Лучи света пронизали длинный темный салон 747-го: начали показывать фильм «Улыбки Саванны», за которым последовал второй фильм, в котором снялись Карл Молден[54] и несколько югославов.

– То есть ты не хотел рассказывать мне, – заметил Биверс. – Что-то, наверное, очень хорошее.

– Вполне, – допустил Пул.

Биверс ждал. Не дождавшись, наконец проговорил:

– Ладно. Часов двадцать у нас еще есть.

– Да я просто пытаюсь собрать мысли в кучку, – Пул прочистил горло. – Поначалу Андерхилл вел себя как любой другой автор. Ворчал по поводу тиражей его книг, по поводу сроков выплаты гонораров и тому подобное. Был он, по-видимому, более покладистым, чем большинство авторов или, по крайней мере, не хуже. Не без странностей, разумеется, но они не казались из ряда вон. Жил он в Сингапуре, и работники «Гладстоун хаус» не могли писать ему напрямую, поскольку даже у его агента имелся лишь номер его почтового ящика.

– Дай угадаю. Потом все изменилось к худшему.

– Далеко не сразу, постепенно. Он написал несколько писем маркетологам и в отдел рекламы. Мол, они вкладывают в него недостаточно средств, не воспринимают его всерьез; ему не по вкусу оформление издания в мягкой обложке; тираж слишком мал. Ладно. «Гладстоун» решил вложиться немного больше в его вторую книгу «Расчлененный», и усилия окупились. Книга попала в список бестселлеров изданий в мягкой обложке, продержалась там месяц или два и очень хорошо продавалась.

– И что наш юноша – остался доволен? Отправил букет роз в отдел маркетинга?
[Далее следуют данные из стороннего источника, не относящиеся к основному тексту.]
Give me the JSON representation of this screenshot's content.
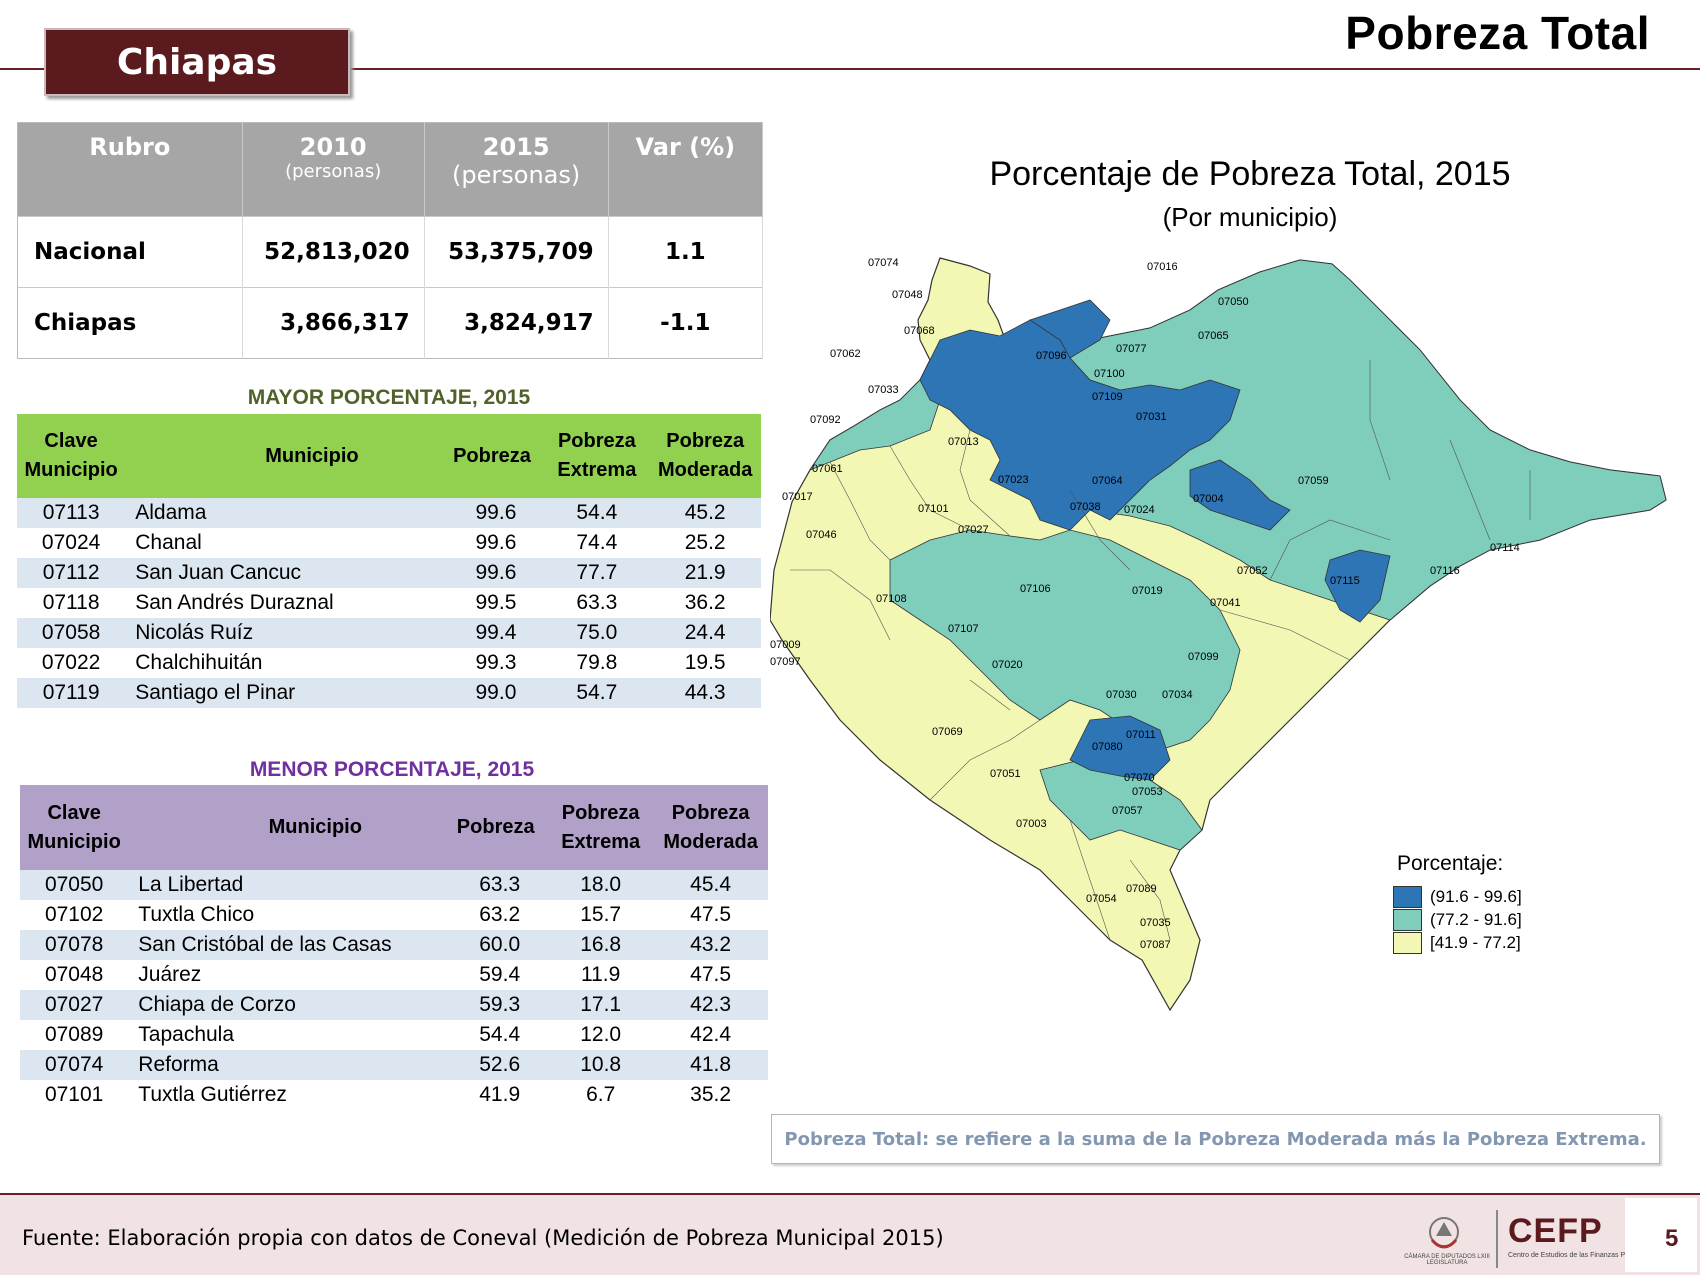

– Пустился во все тяжкие. Как только книга попала в хит-парад, он отправил им длинное бредовое письмо: дескать, она должна была подняться выше и быстрее, рекламная кампания никуда не годится, ему осточертело получать от них удары в спину и все в таком духе. На следующий день прилетело еще одно гневное письмо. Ежедневно в течение недели «Гладстоун» получал его длинные, пяти-шестистраничные злопыхательские послания. Последние два несли в себе угрозы физическим насилием.

Биверс ухмыльнулся.

– Те письма изобиловали всяким вздором о том, что его якобы третируют за то, что он ветеран Вьетнама. Не удивлюсь, если он даже упомянул там Я-Тук.

– Ха!

– Позже, когда книга покинула хит-парад, он затеял долгое дуракаваляние насчет судебного разбирательства. В «Гладстоун хаус» стали приходить странные письма от сингапурского адвоката по имени Онг Пхин. Андерхилл предъявил издательству иск на два миллиона долларов – именно такую, по расчетам адвоката, сумму потерял его клиент из-за непрофессионализма «Гладстоуна». С другой стороны, если «Гладстоун» желает избежать расходов и огласки судебного разбирательства, клиент Онг Пхина был готов пойти на соглашение за единовременную выплату в размере полумиллиона долларов.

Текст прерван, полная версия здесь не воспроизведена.